GC Data Analytics - Cloud Changes Everything
I 've been told I have a gift for writing titles that are boring. This one is pretty good. But not competitive with Canada's Best.
Thanks to my client for the past few months, Transport Canada, I've had a chance to spend serious time thinking about data analytics in a GC context.
People who actually know anything about data analytics can stop reading now. I'm a generalist and not an expert on any one thing (although I'm an invited speaker at the upcoming conference on AI in the Public Sector, which will surprise anyone who knows anything about AI, perhaps).
But I did come up with a couple of useful perspectives.
Data is a Thing
In the past I thought about data as being a part of a computer system. It was something produced and consumed by the important thing, the IT Application. OK, I was thinking food and excrement when I wrote that, can't deny it.
After reading like a decade's worth of smart people writing about Data, blah-blah, lately the light went on that the data (information) is the valuable thing. The IT apps are just ways to collect/cleanse/process/analyse/distribute the data. So THAT's what "data-centric" means, huh.

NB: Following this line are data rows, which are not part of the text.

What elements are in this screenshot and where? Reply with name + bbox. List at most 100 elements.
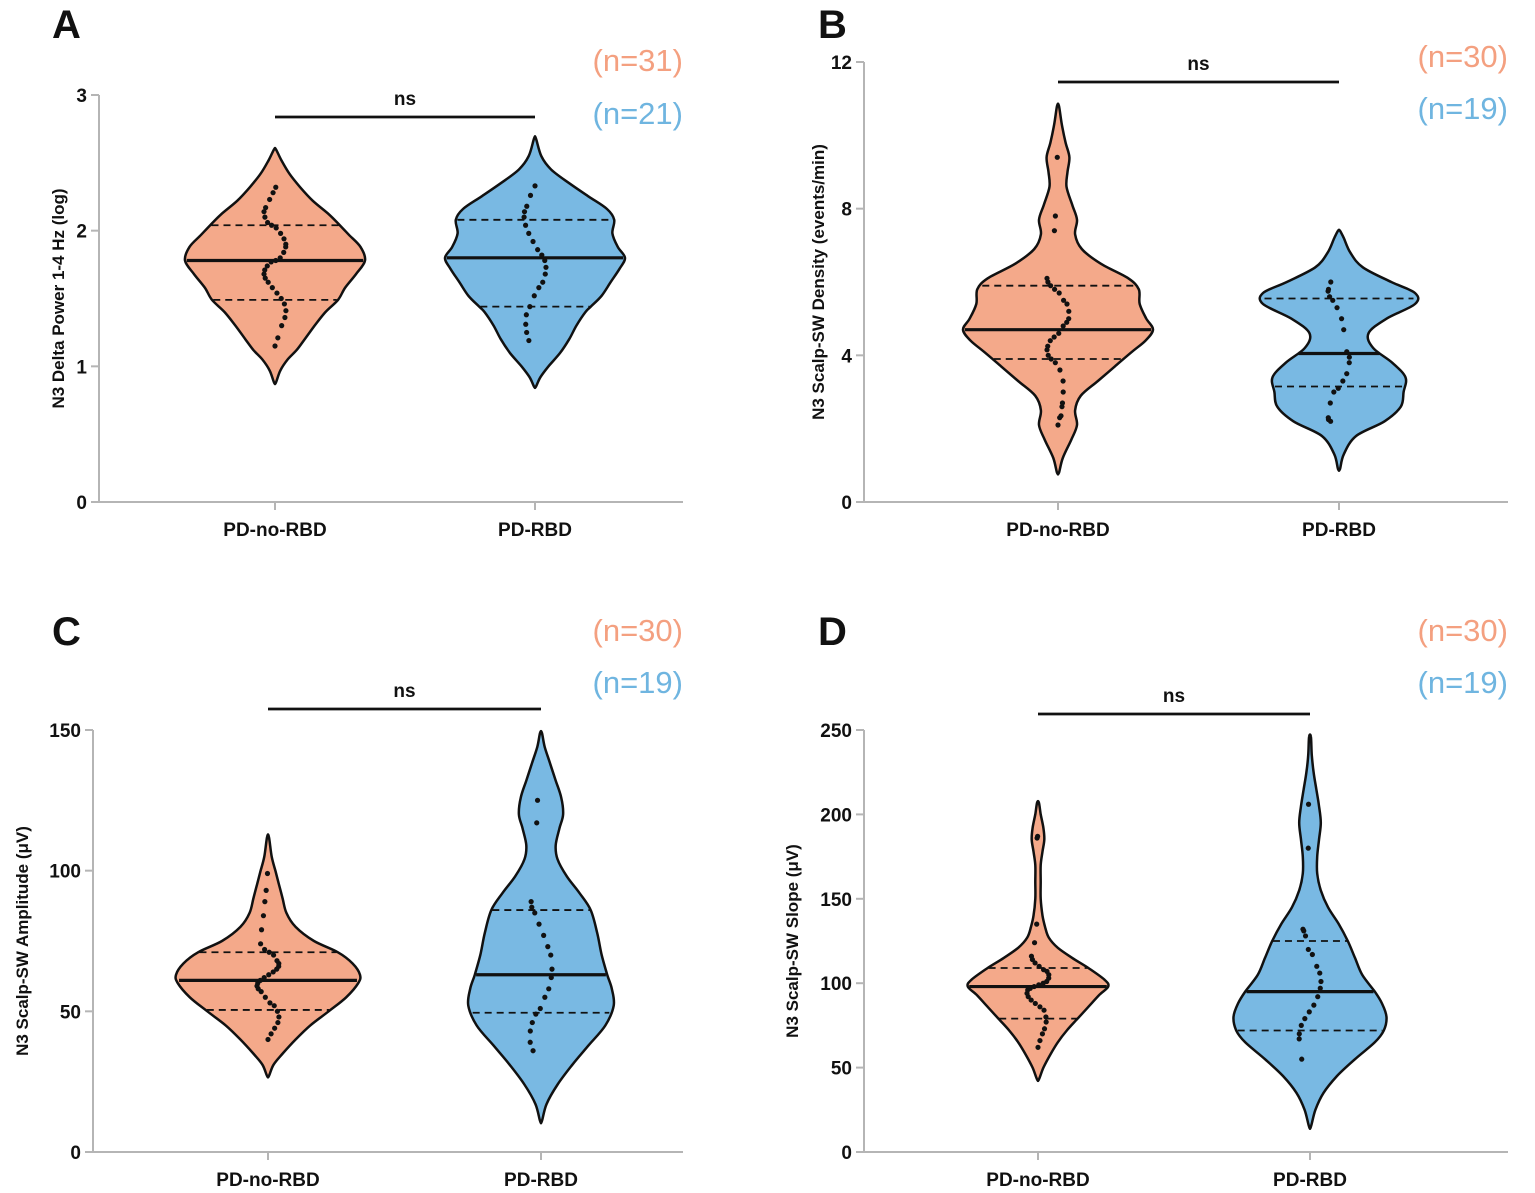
data-point — [1060, 389, 1066, 395]
data-point — [527, 1028, 533, 1034]
x-category-label: PD-RBD — [498, 520, 572, 541]
x-category-label: PD-no-RBD — [223, 520, 326, 541]
data-point — [1331, 389, 1337, 395]
data-point — [257, 977, 263, 983]
y-tick-label: 0 — [841, 493, 852, 514]
data-point — [265, 279, 271, 285]
data-point — [1052, 286, 1058, 292]
data-point — [267, 196, 273, 203]
data-point — [1036, 982, 1042, 988]
data-point — [262, 267, 268, 273]
data-point — [522, 222, 529, 228]
data-point — [1060, 297, 1067, 303]
sample-size-label: (n=30) — [593, 613, 683, 648]
panel-a: A 0 1 2 3 N3 Delta Power 1-4 Hz (log) PD-no-RB… — [49, 3, 683, 541]
data-point — [1048, 283, 1054, 289]
data-point — [1051, 334, 1057, 340]
data-point — [282, 314, 288, 321]
data-point — [534, 797, 541, 803]
data-point — [1056, 330, 1062, 336]
violin-pd-rbd — [1232, 733, 1388, 1131]
data-point — [1346, 354, 1352, 360]
data-point — [542, 994, 548, 1000]
data-point — [274, 1008, 280, 1014]
violin-pd-rbd — [1258, 228, 1420, 473]
data-point — [529, 1019, 535, 1026]
data-point — [1045, 352, 1051, 358]
data-point — [1041, 1026, 1048, 1032]
data-point — [1051, 228, 1058, 234]
violin-pd-no-rbd — [183, 146, 367, 386]
data-point — [1335, 385, 1341, 391]
data-point — [542, 257, 548, 264]
x-category-label: PD-RBD — [504, 1170, 578, 1191]
data-point — [274, 958, 280, 964]
data-point — [1041, 1007, 1047, 1013]
data-point — [281, 301, 287, 307]
y-tick-label: 3 — [76, 86, 87, 107]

Data Stewards Should be a Thing
Data stewards are to data as Ents are to trees. They cherish data and protect it and cultivate it. I see Data Management groups emerging in different GC departments. In the past, I thought they were annoying librarian-wannabes who wanted to book my time to discuss "Open Data" or "retention periods". Now - enlightened - I understand that they are the custodians of the Data. Data sensitivity ("Protected B") is the merest shadow of the complex nature of GC data.
When I do architecture now, I draw a big Visio box around the datastores. This reminds me that the datastores really need to be managed by departmental Data stewards.
The Cloud Makes This All Easy
In the cloud, data is not the same thing as "storage". Storage belongs to applications and lives by the application's rules. Data has moved out and gotten it's own apartment.
I create data storage accounts, of various temperatures, in various locations. I give ACCESS - but not ownership - of these storage accounts/datasets/databases to IT applications. It's easy to be promiscuous - I can give MANY applications access to my data. I can give the global public access to my data. (If I do this accidentally it's a 'data breach'. If I do it on purpose it's "open government.")
So - in the cloud - the model of independent data stewards is finally easy to do.